Malheureusement pour lui, Corbouille n'avait point lu la fin de l'arrêté. Le maire de Villars, lui, le savait. Le soir, lorsque sa secrétaire, en lui faisant signer le courrier, lui présenta le second exemplaire de la déclaration, monsieur le maire se gratta le nez, puis l'oreille, et posément écrivit :

« Transmis à M. le sous-préfet.

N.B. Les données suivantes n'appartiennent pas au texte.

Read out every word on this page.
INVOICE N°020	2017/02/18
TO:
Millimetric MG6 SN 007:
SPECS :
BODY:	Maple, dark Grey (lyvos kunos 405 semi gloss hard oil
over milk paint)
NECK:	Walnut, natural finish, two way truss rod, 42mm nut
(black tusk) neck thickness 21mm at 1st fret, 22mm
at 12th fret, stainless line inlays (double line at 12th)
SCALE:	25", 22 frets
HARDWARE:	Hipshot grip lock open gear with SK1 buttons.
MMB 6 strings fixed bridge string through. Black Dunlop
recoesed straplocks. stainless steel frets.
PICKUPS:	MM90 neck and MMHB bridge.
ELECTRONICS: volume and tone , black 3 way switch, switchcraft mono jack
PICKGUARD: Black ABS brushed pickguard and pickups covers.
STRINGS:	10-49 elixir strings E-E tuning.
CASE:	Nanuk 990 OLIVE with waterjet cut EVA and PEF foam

Le déclarant ne semble pas présenter toutes les garanties désirables ... » et signa.

Le lendemain, le sous-préfet appela son chef de cabinet :

— Tenez, vous enverrez cela pour enquête aux Eaux et Forêts.

Le surlendemain, le garde général tendit le papier à son brigadier :

— Dites donc, Renard, allez donc voir ce qu'il a dans le ventre, ce gaillard-là.

Deux heures après, Renard était chez son ami Mourlier.

Il en sortit édifié.

La chaude journée de printemps finissait en splendeur. Aux haies lointaines, toute la gamme des verts s'amenuisait en lavis bleutés. Les quenouilles des vieux chênes ébranchés rayaient un ciel tendre de toutes leurs sombres silhouettes tordues. Et, sur le tapis moelleux des pâtureaux, la robe des grands boeufs blonds mettait des taches de lumière. Mais Corbouille n'aurait su prêter attention à tant de beauté. Pour l'heure, il était ramassé dans une broussée de genêts en fleurs et guettait la pâture par où viendrait le coq. Entre ses lèvres tendues, son appeau de buis chantait ses trois notes : « Coutt ... coutt ... coutou ... » Il rappelait en maître, et là-bas un galant répondit. Corbouille saisit doucement son fusil ; aux feux obliques du soleil, le canon brilla : « Tout à l'heure, mon garçon, tu vas voir, toc ... et pas de pitié pour les canards boiteux, i vas t'faire chanta, mé, et dans la poêle dorée, encore. » Au bout du pâtureau, le coq parut. Il arrivait sur le ras ; tant il allait vite, ses pattes de corail le lançaient par longues foulées déhanchées. Vers la chanson de Dalila, il se ruait, son beau jabot d'azur gonflé d'amour. Corbouille allongea lentement son fusil, la crosse plaqua l'épaule. L'œil mauvais de l'homme tenait l'oiseau dans sa ligne, encore deux secondes et le pauvre amoureux serait à tir.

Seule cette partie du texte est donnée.